To download the code we used for the project, you will need to clone the repository using Git. Git is used version control system we used to orginize our code. We hosted the code on Github. You can download Git here. Information on getting started with Git is here. Additionally, you will need to create a Github account.

Once you have installed Git, you will need to navigate in command line to the folder in which you want to download the code.

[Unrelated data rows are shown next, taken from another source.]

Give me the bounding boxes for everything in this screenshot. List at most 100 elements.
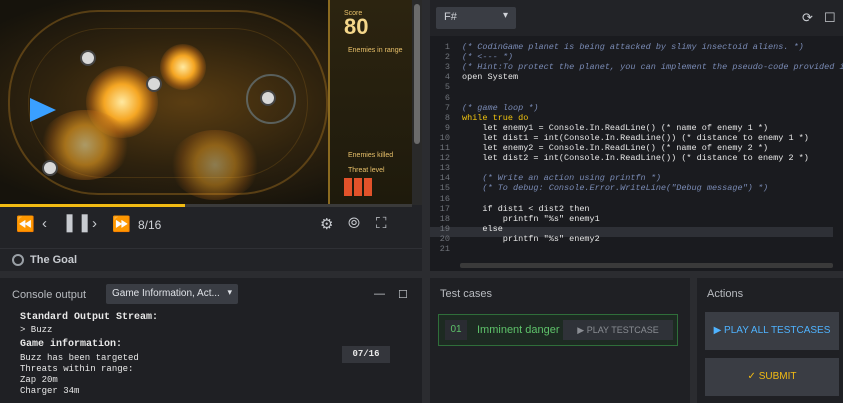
testcase-name: Imminent danger [477, 324, 560, 336]
explosion [170, 130, 260, 200]
player-ship [30, 98, 56, 122]
replay-controls: ⏪ ‹ ❚❚ › ⏩ 8/16 ⚙ ⦾ ⛶ [0, 209, 422, 241]
explosion [160, 44, 206, 90]
line-number: 19 [439, 223, 450, 234]
maximize-icon[interactable]: ☐ [824, 10, 836, 26]
fast-forward-icon[interactable]: ⏩ [112, 215, 131, 233]
line-number: 18 [439, 213, 450, 224]
editor-horizontal-scrollbar[interactable] [460, 263, 833, 268]
turn-badge: 07/16 [342, 346, 390, 363]
line-number: 2 [444, 52, 450, 63]
code-line: (* To debug: Console.Error.WriteLine("De… [462, 183, 769, 194]
submit-button[interactable]: ✓ SUBMIT [705, 358, 839, 396]
enemy-alien [42, 160, 58, 176]
line-number: 8 [444, 112, 450, 123]
code-line: (* Write an action using printfn *) [462, 173, 661, 184]
target-icon [12, 254, 24, 266]
chevron-down-icon: ▾ [227, 287, 232, 297]
game-info-line: Zap 20m [20, 375, 58, 385]
code-line: let enemy1 = Console.In.ReadLine() (* na… [462, 122, 769, 133]
threat-bar [364, 178, 372, 196]
line-number: 10 [439, 132, 450, 143]
testcase-item[interactable]: 01 Imminent danger ▶ PLAY TESTCASE [438, 314, 678, 346]
replay-progress-bar[interactable] [0, 204, 412, 207]
code-line: let enemy2 = Console.In.ReadLine() (* na… [462, 143, 769, 153]
reset-code-icon[interactable]: ⟳ [802, 10, 813, 26]
hud-sidebar: Score 80 Enemies in range Enemies killed… [328, 0, 412, 205]
game-info-line: Charger 34m [20, 386, 80, 396]
goal-label: The Goal [30, 254, 78, 266]
editor-header: F# ▾ ⟳ ☐ [430, 0, 843, 36]
code-line: (* CodinGame planet is being attacked by… [462, 42, 804, 52]
frame-counter: 8/16 [138, 218, 162, 232]
code-area[interactable]: 1 (* CodinGame planet is being attacked b… [430, 42, 843, 267]
line-number: 9 [444, 122, 450, 133]
maximize-icon[interactable]: ☐ [398, 288, 408, 301]
code-line: printfn "%s" enemy2 [462, 233, 600, 244]
line-number: 15 [439, 183, 450, 194]
line-number: 5 [444, 82, 450, 93]
line-number: 6 [444, 92, 450, 103]
test-cases-panel: Test cases 01 Imminent danger ▶ PLAY TES… [430, 278, 690, 403]
code-line: printfn "%s" enemy1 [462, 213, 600, 224]
actions-title: Actions [707, 288, 744, 300]
stdout-line: > Buzz [20, 325, 53, 335]
code-line: while true do [462, 112, 529, 123]
line-number: 1 [444, 42, 450, 52]
console-filter-select[interactable]: Game Information, Act... ▾ [106, 284, 238, 304]
pause-icon[interactable]: ❚❚ [62, 212, 92, 233]
goal-section[interactable]: The Goal [0, 248, 422, 271]
line-number: 12 [439, 153, 450, 164]
testcase-number: 01 [445, 320, 467, 340]
test-cases-title: Test cases [440, 288, 492, 300]
code-line: (* Hint:To protect the planet, you can i… [462, 62, 843, 73]
play-testcase-button[interactable]: ▶ PLAY TESTCASE [563, 320, 673, 340]
language-value: F# [444, 11, 457, 23]
enemies-in-range-label: Enemies in range [348, 47, 403, 54]
code-line: if dist1 < dist2 then [462, 203, 590, 214]
threat-bar [354, 178, 362, 196]
code-line: let dist2 = int(Console.In.ReadLine()) (… [462, 153, 809, 164]
code-line: let dist1 = int(Console.In.ReadLine()) (… [462, 132, 809, 143]
rewind-icon[interactable]: ⏪ [16, 215, 35, 233]
line-number: 21 [439, 244, 450, 254]
line-number: 13 [439, 163, 450, 174]
line-number: 16 [439, 193, 450, 204]
line-number: 3 [444, 62, 450, 73]
code-editor-panel: F# ▾ ⟳ ☐ 1 (* CodinGame planet is being a… [430, 0, 843, 271]
console-title: Console output [12, 289, 86, 301]
game-info-header: Game information: [20, 339, 123, 350]
line-number: 7 [444, 102, 450, 113]
line-number: 17 [439, 203, 450, 214]
threat-bar [344, 178, 352, 196]
share-icon[interactable]: ⦾ [348, 215, 360, 232]
language-select[interactable]: F# ▾ [436, 7, 516, 29]
threat-level-label: Threat level [348, 167, 385, 174]
score-value: 80 [344, 14, 369, 39]
game-canvas[interactable]: Score 80 Enemies in range Enemies killed… [0, 0, 412, 205]
enemy-alien [80, 50, 96, 66]
line-number: 11 [439, 143, 450, 153]
code-line: (* game loop *) [462, 102, 539, 113]
enemies-killed-label: Enemies killed [348, 152, 394, 159]
viewer-scrollbar[interactable] [412, 0, 422, 205]
line-number: 4 [444, 72, 450, 83]
game-info-line: Buzz has been targeted [20, 353, 139, 363]
step-back-icon[interactable]: ‹ [42, 215, 47, 232]
console-filter-value: Game Information, Act... [112, 288, 220, 299]
settings-gear-icon[interactable]: ⚙ [320, 215, 333, 233]
line-number: 14 [439, 173, 450, 184]
chevron-down-icon: ▾ [502, 10, 508, 21]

Then you will need to clone the respository with the following commands.

git clone https://github.com/dssg/predicting_student_enrollment.git
cd predicting_student_enrollment/

R

We did most of our analyses in R. R is available for free via the R Project website or, with a slightly friendlier user interface, as RStudio. See these resources for a more detailed overview of R.

Much of R's functionality comes not from the base installation but from additional packages. Details about how to install packages are available here. Our code makes use of the following packages:

  • ggplot2
  • plyr
  • survival
  • clogitL1
  • randomForest

Team

CPS Team

License

Copyright (C) 2014 Data Science for Social Good Fellowship at the University of Chicago

Permission is hereby granted, free of charge, to any person obtaining a copy of this software and associated documentation files (the "Software"), to deal in the Software without restriction, including without limitation the rights to use, copy, modify, merge, publish, distribute, sublicense, and/or sell copies of the Software, and to permit persons to whom the Software is furnished to do so, subject to the following conditions:

The above copyright notice and this permission notice shall be included in all copies or substantial portions of the Software.

THE SOFTWARE IS PROVIDED "AS IS," WITHOUT WARRANTY OF ANY KIND, EXPRESS OR IMPLIED, INCLUDING BUT NOT LIMITED TO THE WARRANTIES OF MERCHANTABILITY, FITNESS FOR A PARTICULAR PURPOSE AND NONINFRINGEMENT. IN NO EVENT SHALL THE AUTHORS OR COPYRIGHT HOLDERS BE LIABLE FOR ANY CLAIM, DAMAGES OR OTHER LIABILITY, WHETHER IN AN ACTION OF CONTRACT, TORT OR OTHERWISE, ARISING FROM, OUT OF OR IN CONNECTION WITH THE SOFTWARE OR THE USE OR OTHER DEALINGS IN THE SOFTWARE.